Akin Ozturk, a former commander of Turkey's Air Force, was among detainees pictured with his ear bandaged. One official described him as a "mastermind" of the plot.

The Justice Ministry said about 6,000 people were arrested. Among them were nearly 3,000 soldiers, officials said, including at least 29 generals and dozens of colonels and other high ranking officers. The heads of two of the four land forces are in detention.

Arrest warrants were issued for 250 judges and prosecutors, and 2,745 judges were dismissed from their posts over the weekend. An arrest warrant was issued for a top military aide to Erdogan.

Incirlik airbase, used for the US-led coalition bombing campaign against Islamic State extremists in Syria and Iraq, was again opened for operations after being shut for a day after the coup attempt.

Six F-16 aircraft were hijacked by the plotters during the coup attempt and used to attack key buildings, including parliament, which suffered serious damage to the facade, according to government officials.

General Bekir Ercan Van, commander of the airbase in southern Turkey, was arrested with 10 of his soldiers.

The Anadolu news agency reported late Sunday that 14 soldiers in Marmaris, where Erdogan was on holiday at the time of the putsch, had been arrested. The group had allegedly been responsible for a planned attack on Erdogan's hotel, and he later described a bombing there after his departure.

Erdogan said he will discuss with opposition parties in parliament about the possibility of capital punishment for those who carried out the failed coup attempt.

"In a democracy, you cannot ignore the demands of people," he said, citing chants from supporters calling for the death penalty.

Capital punishment has not been used in Turkey since 1984 and was abolished in 2004.

Parliament convened Saturday in Ankara, hours after the coup was crushed, in a rare show of unity across party lines.

The opposition, often targeted by the government, used the opportunity to call for a strengthening of democracy. Erdogan has been accused of becoming increasingly authoritarian in his more than 13 years in power.

Some citizens and analysts have expressed deep concerns about the scale of the crackdown.

Turkey's security services asked citizens to send screenshots and report social media users who spread support of "terrorist activities," warning that "black propaganda" was being circulated online.

"Erdogan repressive instincts were amply evident before the coup attempt.
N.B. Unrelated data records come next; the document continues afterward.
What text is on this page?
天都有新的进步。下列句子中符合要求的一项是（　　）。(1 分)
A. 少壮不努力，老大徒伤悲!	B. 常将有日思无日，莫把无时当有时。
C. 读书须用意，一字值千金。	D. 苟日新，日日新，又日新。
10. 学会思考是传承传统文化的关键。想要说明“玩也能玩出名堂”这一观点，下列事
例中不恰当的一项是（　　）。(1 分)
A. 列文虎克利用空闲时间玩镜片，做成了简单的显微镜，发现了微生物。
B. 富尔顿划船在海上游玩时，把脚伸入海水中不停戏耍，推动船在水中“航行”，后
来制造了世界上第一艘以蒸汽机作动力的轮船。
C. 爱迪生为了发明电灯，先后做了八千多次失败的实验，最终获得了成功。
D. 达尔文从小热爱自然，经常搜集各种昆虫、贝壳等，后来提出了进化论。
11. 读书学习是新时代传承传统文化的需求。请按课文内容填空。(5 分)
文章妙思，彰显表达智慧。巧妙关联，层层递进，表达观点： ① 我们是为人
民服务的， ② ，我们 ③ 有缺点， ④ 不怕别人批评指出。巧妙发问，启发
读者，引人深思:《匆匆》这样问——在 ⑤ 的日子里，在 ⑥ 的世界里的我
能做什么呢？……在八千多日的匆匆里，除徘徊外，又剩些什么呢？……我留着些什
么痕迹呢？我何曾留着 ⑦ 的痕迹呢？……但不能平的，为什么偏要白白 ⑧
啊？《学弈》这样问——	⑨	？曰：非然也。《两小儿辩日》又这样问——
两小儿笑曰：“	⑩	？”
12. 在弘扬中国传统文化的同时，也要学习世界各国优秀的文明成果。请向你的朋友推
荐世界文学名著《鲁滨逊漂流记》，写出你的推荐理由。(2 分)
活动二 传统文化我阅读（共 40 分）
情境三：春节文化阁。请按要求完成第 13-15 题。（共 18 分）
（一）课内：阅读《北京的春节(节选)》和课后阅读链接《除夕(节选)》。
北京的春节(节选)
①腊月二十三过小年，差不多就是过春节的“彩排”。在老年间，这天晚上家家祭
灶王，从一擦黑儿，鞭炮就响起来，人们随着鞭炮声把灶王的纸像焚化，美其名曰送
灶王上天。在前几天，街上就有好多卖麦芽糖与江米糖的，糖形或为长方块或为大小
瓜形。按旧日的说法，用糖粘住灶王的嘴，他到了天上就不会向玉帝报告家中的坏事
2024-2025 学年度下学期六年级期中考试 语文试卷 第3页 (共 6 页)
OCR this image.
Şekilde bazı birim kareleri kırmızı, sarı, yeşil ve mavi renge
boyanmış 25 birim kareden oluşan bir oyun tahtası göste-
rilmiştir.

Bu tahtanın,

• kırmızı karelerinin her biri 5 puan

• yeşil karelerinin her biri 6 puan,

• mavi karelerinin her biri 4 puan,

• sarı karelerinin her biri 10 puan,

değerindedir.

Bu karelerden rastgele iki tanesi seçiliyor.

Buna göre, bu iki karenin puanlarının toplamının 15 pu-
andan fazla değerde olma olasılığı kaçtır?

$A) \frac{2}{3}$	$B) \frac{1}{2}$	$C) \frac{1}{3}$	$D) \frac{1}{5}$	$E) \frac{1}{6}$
The coup isn't going to make him change his tune. If anything, he's simply going to turn up the volume," said Professor Howard Eissenstat of St Lawrence University.

Eissenstat warned that a successful coup would have been worse and could have led to "civil war" between different branches of the security services.

On Twitter, German Foreign Minister said the coup attempt was a "wakeup call for Turkish democracy," and said he hoped that the democratic unity shown in the face of the incident can help the country overcome its deep divisions.

In the early hours of the coup attempt, Erdogan had called his supporters to take to the streets against the military elements - using social media and internet platforms - and it was answered en masse, a key factor in the government keeping control.

Intelligence services chief Hakan Fidan told local paper Milliyet that the government had become fully aware of the impending coup attempt hours before it was launched. Other evidence suggests the government was able to survive by being prepared.

Erdogan urged people to continue to stay on the streets. He himself went out to the crowds a couple of times and attended funerals throughout the day. Crowds remained on the streets late Sunday in Istanbul, Ankara and other major cities.

The Turkish Army formally declared the coup attempt crushed, blaming "traitors," whom it vowed to severely punish.